I've had trouble working up any feelings other than "its a horrible mess about which I am not qualified to comment" about the Terri Schiavo affair. I'm not going to get drawn into the rights and wrongs now - I suspect that what we are seeing is the usual media/partisan political attempt to paint in black and white what is actually best coloured in various shades of gray.
However one post linked to by Majikthise (excellent likagery about the whole business in multiple posts) really got me becuase it seemed to sum up the cluelessness of the "let her die" crowd:
On March 21, 2005 12:44 am, the extremists in charge of the US Government showed the world that when they don't like a law or a legally valid court decision - ANY law, ANY court decision, for ANY reason, no matter how carefully adjudicated - they are prepared to rip it up. There is a word for this.
The word is fascism.
Excuse me? Fascism is not a bunch of politicians following a (fairly complicated) set of procedures to pass emergency legislation that alows a judge to start doing something some time the following day. You can, arguably, call it over-reaction and you can criticise it in numerous ways but comparing it to fascism shows your own ignorance and, possibly, the fact that your side has no good argument. If the USA were a fascist state then the stormtroopers would be menacing Terri's doctors at gunpoint to make them keep feeding her and a separate group of stormtroopers would have paid a visit to the Florida state judge who is causing all the trouble and either killed him or convinced him by means of torture to be a lot more reasonable about the whole thing. In fact given that it was Fascist Germany that produced the T-4 Euthanasia program, it seems to me that there is a far stronger argument that says that it is the "let her die" crowd who are the heirs of Fascism.
Now one question that has crossed my mind about Mrs Schiavo is "who is paying for it?" Originally thought crossed m my mind for the point that I thought that the people who wished to keep her alive should at least offer to pay her medical expenses, something that I still think has merit in that I would have thought that since US healthcare is a business someone must be being billed a lot of cash to keep her alive and one might have thought that the money could perhaps be better spent elsewhere. However in the light of the comment above the question now becomes more interesting. Apparently she is being kept alive by the Federal Medicare system, a system which is authorized, budgeted etc by the Federal Congress so arguably the politicians should have some say in the proceedings. Of course the problem is that members of Congress don't actually shell out for Medicare themselves and do seem to be remarkably good at spending other people's money so the chances of any Congresscritter actually daring to try and look at this from a cost/benefit perspective seems rather low (or indeed any other perspective that what will keep them elected).

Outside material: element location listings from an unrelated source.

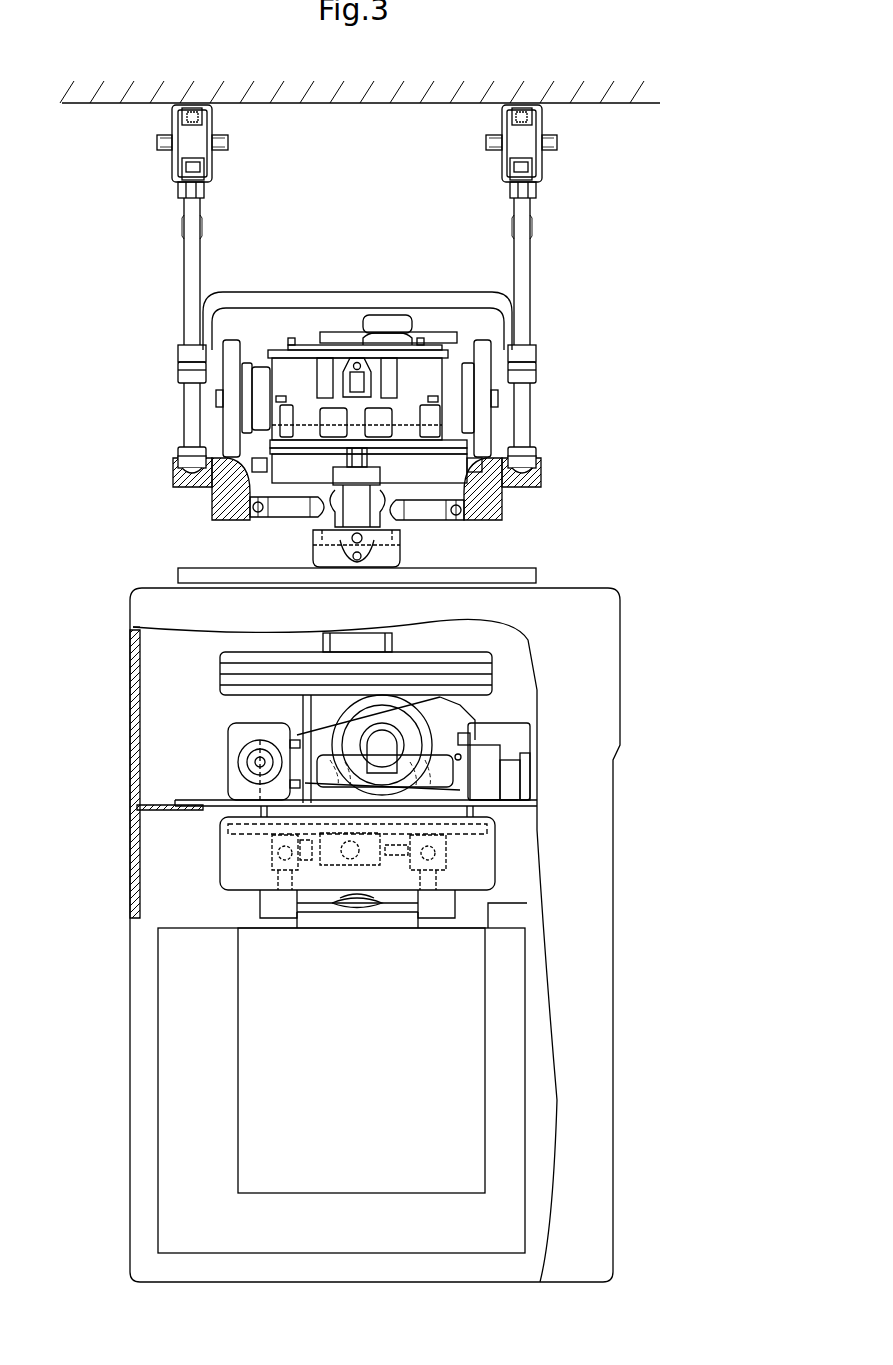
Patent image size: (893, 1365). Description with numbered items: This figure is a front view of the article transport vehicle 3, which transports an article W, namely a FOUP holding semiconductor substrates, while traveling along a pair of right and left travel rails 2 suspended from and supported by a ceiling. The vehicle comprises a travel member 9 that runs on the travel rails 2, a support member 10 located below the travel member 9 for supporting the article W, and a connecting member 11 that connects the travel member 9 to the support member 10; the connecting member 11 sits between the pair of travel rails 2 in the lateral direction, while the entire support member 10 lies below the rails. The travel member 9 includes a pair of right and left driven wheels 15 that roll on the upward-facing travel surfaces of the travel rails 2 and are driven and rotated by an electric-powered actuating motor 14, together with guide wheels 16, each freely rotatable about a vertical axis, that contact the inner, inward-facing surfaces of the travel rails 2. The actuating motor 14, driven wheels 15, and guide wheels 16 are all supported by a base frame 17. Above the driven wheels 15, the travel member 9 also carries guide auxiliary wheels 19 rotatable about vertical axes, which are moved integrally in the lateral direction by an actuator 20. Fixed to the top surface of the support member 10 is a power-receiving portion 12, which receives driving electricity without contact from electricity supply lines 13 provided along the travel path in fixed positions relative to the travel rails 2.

The travel rail 2 is at (192, 487).
The article transport vehicle 3 is at (657, 594).
The travel member 9 is at (304, 320).
The support member 10 is at (597, 670).
The connecting member 11 is at (393, 523).
The power-receiving portion 12 is at (308, 537).
The electricity supply line 13 is at (278, 515).
The actuating motor 14 is at (257, 380).
The driven wheel 15 is at (232, 422).
The guide wheel 16 is at (220, 490).
The base frame 17 is at (447, 438).
The guide auxiliary wheel 19 is at (387, 318).
The actuator 20 is at (345, 370).
The article W is at (193, 1155).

I'm not always impressed with the European willingness to let other people die - Dutch babies, French pensioners... - but I do think that sometimes the desire to prolong every life no matter what the cost is also wrong. There needs to be a clear, transparent and open process that decides when the life support should be removed and about what happens afterwards. Personally I find the idea of just stopping food and water to be a horrible get-out. If you think the person in question is better off dead then have the cojones to administer a quick-acting poison. If you can't quite grit yourself to do that then you need to keep said person alive. Just removing life-support and waiting is a coward's solution that only appeals to people who are unwilling to take the responsibility.